69 Pages of edit done. Don't know how many more to do, but I'm less than half way through. Interesting to see how many small duplications there are, usually between the end of a chapter  the beginning of the next. Writing the story I tend to write in chapters, and so I have a sort of mental break between ending one and starting the next. That's where the duplication creeps in as I don't recall precisely how I ended the chapter and begin the new without checking. There's a lesson there somewhere!

I'm reading Extraordinary People by Peter May at the moment. It's an Enzo MacLeod story set in France and the story visits Paris, Cahors, and the Correze - all places I've visited, which always adds an extra frisson to a read. But I am astonished at the amount of location description I'm reading. My critique partners would be telling me to cut some of it. They often highlight my use of -ing endings, too, and yet Mr May uses them such a lot. One sentence stopped me dead because he had used two, one following the other. I am enjoying the story and don't mind his writing style. It is just interesting how often a successful writer's style contravenes what the writing gurus on the internet say we should do to achieve success. I think it is a little like a healthy diet - in spite of all the experts telling us to eat this and avoid that, eating everything in moderation is probably the best route. Likewise with gerunds and adjectives.

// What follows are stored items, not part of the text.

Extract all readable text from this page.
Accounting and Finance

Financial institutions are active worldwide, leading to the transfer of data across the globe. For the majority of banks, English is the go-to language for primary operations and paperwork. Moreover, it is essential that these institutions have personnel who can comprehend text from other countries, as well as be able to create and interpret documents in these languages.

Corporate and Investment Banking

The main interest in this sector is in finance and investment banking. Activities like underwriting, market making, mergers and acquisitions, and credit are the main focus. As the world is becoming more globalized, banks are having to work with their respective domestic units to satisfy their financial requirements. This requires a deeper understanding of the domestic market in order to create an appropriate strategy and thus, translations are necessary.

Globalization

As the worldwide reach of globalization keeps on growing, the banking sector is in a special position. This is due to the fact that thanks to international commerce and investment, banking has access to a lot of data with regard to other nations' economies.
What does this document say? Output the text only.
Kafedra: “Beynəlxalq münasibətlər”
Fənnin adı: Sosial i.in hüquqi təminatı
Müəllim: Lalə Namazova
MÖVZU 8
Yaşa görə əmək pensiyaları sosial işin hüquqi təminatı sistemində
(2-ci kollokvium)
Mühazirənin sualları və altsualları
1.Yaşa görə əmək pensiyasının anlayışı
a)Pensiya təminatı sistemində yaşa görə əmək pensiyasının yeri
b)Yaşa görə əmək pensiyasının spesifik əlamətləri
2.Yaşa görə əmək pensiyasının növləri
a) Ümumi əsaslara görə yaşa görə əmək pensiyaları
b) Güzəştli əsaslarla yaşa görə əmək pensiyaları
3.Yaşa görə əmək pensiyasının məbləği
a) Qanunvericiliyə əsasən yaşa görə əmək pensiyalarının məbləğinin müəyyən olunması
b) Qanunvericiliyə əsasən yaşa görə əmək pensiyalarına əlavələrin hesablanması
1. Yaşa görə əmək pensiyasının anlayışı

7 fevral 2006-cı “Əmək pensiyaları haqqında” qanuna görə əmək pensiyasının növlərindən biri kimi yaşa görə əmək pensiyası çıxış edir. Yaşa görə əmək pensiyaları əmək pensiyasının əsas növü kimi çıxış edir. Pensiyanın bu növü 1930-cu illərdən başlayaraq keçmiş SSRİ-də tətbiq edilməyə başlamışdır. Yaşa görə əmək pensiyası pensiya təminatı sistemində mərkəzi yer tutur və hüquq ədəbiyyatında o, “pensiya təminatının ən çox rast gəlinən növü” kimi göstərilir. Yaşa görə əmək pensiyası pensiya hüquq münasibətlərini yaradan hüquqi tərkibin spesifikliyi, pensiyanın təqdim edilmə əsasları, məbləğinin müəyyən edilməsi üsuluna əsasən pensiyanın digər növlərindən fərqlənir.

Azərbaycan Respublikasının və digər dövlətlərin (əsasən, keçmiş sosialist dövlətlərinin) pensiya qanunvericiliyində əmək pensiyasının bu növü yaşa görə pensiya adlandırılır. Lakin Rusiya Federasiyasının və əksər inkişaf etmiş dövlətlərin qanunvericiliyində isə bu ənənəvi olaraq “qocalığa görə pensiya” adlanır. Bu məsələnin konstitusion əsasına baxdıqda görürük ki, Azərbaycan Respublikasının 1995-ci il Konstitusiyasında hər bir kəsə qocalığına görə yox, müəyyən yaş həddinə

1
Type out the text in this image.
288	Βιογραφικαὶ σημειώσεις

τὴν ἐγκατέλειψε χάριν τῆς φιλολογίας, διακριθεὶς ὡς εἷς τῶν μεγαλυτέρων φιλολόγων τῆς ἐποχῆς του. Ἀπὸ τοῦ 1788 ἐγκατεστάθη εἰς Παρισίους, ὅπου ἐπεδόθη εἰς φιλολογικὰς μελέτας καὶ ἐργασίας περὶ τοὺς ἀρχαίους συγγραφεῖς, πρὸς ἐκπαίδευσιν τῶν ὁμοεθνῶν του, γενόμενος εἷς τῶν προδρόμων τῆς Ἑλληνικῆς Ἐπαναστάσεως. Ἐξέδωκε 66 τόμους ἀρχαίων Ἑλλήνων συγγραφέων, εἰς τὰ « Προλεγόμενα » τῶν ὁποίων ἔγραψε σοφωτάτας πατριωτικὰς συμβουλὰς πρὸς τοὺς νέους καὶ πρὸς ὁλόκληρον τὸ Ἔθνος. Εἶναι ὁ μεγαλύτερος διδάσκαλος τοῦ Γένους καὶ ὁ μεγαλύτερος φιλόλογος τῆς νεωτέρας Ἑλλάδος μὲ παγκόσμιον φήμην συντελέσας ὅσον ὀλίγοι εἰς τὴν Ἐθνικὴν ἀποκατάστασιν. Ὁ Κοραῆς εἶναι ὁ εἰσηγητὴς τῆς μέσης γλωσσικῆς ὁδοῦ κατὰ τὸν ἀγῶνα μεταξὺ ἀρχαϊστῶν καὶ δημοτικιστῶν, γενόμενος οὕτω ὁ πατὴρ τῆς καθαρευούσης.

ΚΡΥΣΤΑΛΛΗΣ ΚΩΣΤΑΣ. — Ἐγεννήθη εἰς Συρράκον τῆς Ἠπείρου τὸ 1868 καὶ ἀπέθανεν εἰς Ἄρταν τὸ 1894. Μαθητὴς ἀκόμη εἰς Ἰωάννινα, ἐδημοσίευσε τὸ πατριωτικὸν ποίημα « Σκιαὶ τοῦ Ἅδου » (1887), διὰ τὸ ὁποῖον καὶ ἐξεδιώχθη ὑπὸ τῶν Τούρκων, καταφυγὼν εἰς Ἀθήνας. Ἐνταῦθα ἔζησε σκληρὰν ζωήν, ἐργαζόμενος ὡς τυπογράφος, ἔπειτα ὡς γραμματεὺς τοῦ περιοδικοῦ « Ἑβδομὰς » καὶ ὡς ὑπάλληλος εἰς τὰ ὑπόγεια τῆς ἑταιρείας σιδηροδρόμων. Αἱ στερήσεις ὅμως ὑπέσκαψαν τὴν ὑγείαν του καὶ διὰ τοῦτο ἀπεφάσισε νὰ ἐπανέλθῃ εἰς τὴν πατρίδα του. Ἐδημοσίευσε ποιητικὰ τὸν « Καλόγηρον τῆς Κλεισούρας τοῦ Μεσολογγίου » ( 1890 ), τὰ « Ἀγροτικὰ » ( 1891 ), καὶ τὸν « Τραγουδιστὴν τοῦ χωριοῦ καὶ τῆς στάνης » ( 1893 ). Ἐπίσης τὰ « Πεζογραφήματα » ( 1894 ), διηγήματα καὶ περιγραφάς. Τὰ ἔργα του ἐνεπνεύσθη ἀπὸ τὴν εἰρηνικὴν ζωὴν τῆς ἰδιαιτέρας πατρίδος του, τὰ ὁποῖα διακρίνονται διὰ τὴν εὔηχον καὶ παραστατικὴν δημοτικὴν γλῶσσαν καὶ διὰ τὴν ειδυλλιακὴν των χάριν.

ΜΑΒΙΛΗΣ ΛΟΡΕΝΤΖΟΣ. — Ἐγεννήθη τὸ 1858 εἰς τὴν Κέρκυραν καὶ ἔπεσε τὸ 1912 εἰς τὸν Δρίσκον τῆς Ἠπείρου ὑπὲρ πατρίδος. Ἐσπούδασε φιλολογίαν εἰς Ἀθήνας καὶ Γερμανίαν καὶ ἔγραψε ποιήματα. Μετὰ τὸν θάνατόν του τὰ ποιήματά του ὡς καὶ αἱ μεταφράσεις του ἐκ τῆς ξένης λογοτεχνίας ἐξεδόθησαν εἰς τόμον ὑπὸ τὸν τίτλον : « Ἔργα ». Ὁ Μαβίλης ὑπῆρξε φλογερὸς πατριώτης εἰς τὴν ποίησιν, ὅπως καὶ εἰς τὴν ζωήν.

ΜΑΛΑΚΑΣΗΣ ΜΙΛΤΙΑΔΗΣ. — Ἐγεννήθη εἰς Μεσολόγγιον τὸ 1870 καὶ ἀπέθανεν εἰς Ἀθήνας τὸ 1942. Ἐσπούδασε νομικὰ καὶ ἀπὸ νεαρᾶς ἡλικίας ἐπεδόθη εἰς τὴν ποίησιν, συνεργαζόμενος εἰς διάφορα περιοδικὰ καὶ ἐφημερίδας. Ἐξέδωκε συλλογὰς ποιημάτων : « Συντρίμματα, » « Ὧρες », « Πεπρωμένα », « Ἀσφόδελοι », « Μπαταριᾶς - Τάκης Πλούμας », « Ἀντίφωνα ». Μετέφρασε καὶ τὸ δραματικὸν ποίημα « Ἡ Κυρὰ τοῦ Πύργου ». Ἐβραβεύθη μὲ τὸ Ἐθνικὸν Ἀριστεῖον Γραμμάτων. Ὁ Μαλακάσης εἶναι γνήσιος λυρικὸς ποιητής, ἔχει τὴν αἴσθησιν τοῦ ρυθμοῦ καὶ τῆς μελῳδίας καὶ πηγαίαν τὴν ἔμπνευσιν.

Spring is beautiful this year. We still have primroses in shady places among the trees, daffodils are dancing in the wind, and the cherry blossom is coming into bloom. Gorse is vibrant with yellow flowers and the leaves are bursting open on the trees and presenting a soft bloom of various shades of green. Garlic is rampant and green among the bluebells, neither of which have produced flowers yet, but it won't be long now.